Q: Why is sleep so important for our overall function?
A: Sleep is required for every process in the body. It is important for healing, regenerating cells, detoxifying and processing memories into short term or long term memory, enabling us to keep learning even as we age. Hypoxia can also occur which means that there is a lack of oxygen in the cells increasing long term health risks. A lack of sleep is a silent killer in developing countries.

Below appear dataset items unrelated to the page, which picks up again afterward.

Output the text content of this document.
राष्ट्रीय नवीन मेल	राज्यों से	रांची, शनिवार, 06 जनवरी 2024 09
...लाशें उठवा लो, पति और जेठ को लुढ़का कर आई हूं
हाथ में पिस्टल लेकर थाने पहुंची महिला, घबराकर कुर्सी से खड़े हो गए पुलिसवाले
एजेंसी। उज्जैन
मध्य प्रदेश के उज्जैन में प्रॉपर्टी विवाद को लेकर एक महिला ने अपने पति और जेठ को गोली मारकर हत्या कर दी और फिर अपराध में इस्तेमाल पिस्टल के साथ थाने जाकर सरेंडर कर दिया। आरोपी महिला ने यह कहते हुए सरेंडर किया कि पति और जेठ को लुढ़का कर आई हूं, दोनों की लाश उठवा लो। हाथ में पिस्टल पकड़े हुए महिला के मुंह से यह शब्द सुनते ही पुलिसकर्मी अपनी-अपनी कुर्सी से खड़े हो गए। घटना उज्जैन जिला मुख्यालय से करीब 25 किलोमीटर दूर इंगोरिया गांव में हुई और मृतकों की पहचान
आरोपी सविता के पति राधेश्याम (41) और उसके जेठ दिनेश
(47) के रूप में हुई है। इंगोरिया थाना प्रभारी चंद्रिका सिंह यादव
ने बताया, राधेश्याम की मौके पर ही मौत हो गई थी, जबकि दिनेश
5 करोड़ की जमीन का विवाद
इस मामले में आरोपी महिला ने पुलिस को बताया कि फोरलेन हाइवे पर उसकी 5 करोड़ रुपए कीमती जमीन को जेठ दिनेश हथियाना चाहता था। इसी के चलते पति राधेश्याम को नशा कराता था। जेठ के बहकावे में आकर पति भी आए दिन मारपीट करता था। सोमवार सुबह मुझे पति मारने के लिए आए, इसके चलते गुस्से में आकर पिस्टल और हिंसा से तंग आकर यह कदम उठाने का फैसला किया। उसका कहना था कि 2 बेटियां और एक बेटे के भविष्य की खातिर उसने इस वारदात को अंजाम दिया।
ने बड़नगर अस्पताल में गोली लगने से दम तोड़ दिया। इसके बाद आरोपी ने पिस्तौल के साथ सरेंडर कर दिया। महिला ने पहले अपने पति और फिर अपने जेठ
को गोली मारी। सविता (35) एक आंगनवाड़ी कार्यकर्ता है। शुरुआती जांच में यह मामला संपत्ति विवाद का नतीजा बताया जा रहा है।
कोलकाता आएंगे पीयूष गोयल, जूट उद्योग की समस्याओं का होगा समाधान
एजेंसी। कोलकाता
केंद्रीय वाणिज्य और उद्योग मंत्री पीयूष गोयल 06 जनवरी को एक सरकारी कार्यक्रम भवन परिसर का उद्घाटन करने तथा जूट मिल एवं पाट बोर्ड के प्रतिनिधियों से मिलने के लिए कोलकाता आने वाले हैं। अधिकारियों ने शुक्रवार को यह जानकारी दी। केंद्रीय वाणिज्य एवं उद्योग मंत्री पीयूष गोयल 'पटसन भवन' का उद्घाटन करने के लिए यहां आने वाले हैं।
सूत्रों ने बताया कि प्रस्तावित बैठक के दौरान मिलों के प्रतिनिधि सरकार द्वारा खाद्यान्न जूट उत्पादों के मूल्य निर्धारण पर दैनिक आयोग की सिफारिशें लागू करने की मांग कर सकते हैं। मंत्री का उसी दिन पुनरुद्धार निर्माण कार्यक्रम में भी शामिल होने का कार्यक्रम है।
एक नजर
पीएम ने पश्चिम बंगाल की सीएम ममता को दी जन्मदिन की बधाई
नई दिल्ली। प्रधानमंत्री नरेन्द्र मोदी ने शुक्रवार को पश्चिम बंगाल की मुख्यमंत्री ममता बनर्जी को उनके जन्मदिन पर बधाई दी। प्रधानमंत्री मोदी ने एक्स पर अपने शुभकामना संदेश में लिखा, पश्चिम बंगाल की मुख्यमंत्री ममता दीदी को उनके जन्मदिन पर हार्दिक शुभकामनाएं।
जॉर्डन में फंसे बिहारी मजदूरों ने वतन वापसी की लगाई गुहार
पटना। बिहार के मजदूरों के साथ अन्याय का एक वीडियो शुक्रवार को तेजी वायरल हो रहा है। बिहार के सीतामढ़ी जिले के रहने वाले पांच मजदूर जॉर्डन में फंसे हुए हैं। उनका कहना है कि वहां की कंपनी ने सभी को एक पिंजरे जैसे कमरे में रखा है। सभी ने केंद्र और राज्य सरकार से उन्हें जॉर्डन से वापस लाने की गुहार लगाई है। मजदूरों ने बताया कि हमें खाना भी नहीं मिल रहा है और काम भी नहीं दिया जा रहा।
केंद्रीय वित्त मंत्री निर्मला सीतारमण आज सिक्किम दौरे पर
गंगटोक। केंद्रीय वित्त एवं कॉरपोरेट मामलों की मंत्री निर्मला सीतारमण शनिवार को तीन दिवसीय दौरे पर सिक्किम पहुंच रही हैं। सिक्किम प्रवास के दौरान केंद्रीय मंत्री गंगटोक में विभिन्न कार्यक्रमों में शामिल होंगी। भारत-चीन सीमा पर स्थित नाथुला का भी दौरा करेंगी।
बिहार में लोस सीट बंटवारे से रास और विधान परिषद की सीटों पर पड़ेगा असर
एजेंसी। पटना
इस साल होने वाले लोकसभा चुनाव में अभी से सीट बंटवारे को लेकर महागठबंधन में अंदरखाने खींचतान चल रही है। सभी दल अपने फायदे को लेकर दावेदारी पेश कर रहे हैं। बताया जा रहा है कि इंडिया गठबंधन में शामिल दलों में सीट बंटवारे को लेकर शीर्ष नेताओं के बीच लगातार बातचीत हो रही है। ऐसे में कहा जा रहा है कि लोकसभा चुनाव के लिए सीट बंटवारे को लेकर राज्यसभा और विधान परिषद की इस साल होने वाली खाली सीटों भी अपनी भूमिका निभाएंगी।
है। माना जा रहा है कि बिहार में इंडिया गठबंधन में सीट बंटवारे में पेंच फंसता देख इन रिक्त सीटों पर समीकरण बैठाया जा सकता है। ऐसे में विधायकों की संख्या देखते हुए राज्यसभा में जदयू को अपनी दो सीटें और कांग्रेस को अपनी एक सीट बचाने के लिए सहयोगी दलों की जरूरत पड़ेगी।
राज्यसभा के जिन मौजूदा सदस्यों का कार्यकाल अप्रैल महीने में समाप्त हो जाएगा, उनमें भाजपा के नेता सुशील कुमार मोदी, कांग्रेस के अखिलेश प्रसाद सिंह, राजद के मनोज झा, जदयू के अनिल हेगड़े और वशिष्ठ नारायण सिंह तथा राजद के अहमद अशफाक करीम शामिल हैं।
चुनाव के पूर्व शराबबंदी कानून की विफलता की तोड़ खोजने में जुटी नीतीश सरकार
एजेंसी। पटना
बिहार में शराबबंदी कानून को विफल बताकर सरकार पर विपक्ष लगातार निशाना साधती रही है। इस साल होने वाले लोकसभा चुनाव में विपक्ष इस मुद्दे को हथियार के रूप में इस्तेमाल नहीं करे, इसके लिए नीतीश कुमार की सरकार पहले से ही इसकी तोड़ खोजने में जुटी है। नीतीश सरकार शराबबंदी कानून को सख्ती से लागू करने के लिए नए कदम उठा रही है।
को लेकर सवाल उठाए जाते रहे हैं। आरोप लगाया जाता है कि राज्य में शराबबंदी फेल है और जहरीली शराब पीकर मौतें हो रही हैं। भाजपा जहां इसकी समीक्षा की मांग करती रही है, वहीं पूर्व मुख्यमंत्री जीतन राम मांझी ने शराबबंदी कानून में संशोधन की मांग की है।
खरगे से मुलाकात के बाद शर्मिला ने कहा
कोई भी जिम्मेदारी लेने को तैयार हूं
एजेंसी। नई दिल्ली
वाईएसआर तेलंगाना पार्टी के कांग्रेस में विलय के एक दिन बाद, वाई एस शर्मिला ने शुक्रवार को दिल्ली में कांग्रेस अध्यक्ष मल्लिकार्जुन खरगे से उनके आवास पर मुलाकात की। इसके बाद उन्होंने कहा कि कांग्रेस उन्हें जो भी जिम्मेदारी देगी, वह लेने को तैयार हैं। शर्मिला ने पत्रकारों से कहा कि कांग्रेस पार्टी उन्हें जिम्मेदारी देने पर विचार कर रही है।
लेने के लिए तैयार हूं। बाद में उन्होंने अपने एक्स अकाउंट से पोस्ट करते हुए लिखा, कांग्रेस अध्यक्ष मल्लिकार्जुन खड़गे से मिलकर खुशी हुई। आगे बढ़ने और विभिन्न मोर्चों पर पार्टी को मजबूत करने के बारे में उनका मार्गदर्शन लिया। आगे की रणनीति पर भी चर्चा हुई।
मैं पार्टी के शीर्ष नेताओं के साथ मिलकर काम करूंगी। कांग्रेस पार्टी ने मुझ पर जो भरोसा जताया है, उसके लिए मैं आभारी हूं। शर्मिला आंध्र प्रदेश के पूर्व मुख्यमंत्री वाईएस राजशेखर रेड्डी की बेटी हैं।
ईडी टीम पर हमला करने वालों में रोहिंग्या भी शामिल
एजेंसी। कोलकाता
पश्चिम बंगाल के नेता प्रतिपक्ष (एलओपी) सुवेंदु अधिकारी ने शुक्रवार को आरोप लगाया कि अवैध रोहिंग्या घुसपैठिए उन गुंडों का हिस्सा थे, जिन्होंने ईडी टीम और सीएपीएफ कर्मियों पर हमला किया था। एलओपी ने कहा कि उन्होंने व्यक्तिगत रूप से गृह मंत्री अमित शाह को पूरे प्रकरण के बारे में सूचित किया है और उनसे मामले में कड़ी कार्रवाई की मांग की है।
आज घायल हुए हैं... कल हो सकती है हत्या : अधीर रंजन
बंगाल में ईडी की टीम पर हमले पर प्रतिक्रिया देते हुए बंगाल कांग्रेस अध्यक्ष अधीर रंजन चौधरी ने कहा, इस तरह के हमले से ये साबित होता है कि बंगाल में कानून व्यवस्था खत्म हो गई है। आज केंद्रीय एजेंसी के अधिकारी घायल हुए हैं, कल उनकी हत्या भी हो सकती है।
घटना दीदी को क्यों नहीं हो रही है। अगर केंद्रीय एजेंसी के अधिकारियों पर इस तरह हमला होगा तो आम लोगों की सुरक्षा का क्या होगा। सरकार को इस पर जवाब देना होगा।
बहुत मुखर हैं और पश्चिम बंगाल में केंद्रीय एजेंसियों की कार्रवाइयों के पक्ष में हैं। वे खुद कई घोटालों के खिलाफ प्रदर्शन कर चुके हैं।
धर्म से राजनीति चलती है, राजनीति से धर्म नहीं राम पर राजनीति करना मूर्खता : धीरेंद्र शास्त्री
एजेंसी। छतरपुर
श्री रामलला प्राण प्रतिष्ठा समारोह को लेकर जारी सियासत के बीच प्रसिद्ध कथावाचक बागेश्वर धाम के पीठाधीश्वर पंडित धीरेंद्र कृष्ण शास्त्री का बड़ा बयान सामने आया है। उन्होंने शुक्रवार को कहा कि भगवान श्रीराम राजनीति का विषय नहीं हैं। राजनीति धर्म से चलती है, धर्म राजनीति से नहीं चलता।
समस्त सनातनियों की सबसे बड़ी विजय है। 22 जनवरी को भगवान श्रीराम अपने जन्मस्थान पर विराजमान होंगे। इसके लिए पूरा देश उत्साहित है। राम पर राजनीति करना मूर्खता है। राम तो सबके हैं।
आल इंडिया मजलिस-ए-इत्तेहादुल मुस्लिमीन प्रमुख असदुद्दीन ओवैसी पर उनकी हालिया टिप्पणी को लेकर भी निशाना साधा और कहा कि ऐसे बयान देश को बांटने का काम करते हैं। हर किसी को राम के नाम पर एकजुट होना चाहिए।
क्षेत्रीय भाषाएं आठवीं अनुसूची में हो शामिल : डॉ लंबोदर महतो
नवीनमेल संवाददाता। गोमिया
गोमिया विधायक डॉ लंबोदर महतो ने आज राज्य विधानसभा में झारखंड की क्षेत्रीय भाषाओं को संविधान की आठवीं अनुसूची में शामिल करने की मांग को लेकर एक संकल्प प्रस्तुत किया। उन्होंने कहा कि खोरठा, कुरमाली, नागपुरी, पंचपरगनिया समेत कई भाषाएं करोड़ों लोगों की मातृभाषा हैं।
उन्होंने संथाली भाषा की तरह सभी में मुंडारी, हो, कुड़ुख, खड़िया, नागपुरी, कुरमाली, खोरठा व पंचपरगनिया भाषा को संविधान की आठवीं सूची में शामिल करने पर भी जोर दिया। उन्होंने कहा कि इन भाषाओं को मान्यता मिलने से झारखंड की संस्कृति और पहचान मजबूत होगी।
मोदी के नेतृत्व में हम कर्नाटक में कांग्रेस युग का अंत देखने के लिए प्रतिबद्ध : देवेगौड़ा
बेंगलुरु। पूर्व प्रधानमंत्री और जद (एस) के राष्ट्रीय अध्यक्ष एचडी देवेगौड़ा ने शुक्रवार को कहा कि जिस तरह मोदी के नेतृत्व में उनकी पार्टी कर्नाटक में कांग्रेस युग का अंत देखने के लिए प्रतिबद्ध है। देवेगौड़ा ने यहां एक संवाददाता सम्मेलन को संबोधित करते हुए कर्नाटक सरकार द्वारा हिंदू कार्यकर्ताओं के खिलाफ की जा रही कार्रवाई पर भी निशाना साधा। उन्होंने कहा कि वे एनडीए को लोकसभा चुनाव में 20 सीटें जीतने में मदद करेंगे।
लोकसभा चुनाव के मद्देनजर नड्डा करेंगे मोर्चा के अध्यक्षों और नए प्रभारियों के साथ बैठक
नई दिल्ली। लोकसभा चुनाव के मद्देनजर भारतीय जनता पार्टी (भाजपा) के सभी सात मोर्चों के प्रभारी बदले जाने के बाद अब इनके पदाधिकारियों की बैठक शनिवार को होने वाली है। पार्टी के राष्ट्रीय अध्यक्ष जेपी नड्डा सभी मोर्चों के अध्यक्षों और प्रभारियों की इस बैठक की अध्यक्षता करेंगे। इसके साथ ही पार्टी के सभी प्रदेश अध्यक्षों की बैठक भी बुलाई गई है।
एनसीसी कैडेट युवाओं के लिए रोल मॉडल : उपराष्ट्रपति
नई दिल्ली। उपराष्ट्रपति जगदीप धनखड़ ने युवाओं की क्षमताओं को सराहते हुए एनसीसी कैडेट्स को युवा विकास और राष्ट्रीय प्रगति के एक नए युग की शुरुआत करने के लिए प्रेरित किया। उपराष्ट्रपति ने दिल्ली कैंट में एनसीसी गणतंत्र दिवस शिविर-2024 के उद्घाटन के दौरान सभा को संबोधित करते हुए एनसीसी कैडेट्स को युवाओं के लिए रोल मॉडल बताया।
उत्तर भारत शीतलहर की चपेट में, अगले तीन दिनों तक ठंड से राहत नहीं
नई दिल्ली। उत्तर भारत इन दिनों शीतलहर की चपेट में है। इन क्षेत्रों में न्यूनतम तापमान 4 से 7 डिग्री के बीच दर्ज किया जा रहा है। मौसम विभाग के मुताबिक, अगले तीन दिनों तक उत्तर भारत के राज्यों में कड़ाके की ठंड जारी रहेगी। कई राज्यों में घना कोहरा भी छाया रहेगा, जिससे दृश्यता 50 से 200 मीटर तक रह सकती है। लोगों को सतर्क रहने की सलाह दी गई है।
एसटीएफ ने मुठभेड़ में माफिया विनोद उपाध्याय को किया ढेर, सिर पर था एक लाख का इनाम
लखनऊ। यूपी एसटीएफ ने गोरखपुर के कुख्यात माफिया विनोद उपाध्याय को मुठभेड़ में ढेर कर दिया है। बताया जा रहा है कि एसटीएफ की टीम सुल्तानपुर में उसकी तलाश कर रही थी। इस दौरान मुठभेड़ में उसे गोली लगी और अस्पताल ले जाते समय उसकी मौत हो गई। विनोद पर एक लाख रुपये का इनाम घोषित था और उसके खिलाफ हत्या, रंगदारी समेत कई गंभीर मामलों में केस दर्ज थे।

Q: Is all sleep created equal or are some times more important than others?
A: Deep sleep, also known as REM (Rapid Eye Movement) sleep alternates with light sleep (Alpha Brain Waves) every 90 mins. This is the most restful sleep that is required and is how long-term memory is stored. If you toss and turn in your sleep, your sleep quality is deemed to be poor.
Q: What happens to our bodies if we don’t get enough sleep?
A: Our bodies cease to function properly. It can lead to changes in brain function, hypoxia, speed up cellular damage and inflammation can rapidly spread throughout the body, which may develop into chronic illnesses such as cancer, endometriosis, cardiovascular disease, autoimmune disease, emotional instability and many more. If initially, nothing appears to be wrong from a lack of sleep you still accumulate a “sleep debt”, which can cause sudden unexplained cardiovascular or cerebral-vascular attacks (heart attacks and strokes). Skimping out on the extra sleep required when you’re run down can leave your immune system vulnerable and contribute to poor memory recall and short term memory loss. The consequences are paramount.
Q: How much sleep should we be getting?
A: The average adult should be getting just over 8 hrs of sleep. Sleep debt is real. If you tried getting the right amount of sleep regularly you might just feel that little bit better and smarter for it.
Q: Can acupuncture and herbal medicine assist with sleep problems?
A: Yes, acupuncture and herbal medicine work differently to Western medical treatment. Sometimes supplementation is sufficient however if pharmaceutical prescriptions are ineffective you may require a deeper investigation. Eastern Medicine can have a stronger impact if the issue is tended to early.
Q: If someone who is having trouble sleeping comes into clinic for help, what would an action plan look like?
A: Research studies are saying that a good night’s sleep begins when your heart rate decreases and your body temperature drops. Acupuncture and herbal medicine is applied to promote this process and it does that by identifying the underlying cause(s) to the imbalance, which interrupts the rhythmic drop in heart rate and body temperature 5-15 mins into your bed time. Lifestyle changes may be implemented to speed up the recovery of the proper circadian rhythm.
Things to consider:
– If you can fall asleep within 20mins during the day away from your normal sleep time this can indicate sleep deprivation
– Regular coffee intake reduces sleep quality, eliminating caffeine or substituting with decaffeinated coffee or tea early in the day can markedly improve your sleep quality in the long run.
– You can increase your melatonin (natural sleep drug the brain makes) by going for a walk in the sun at 3PM.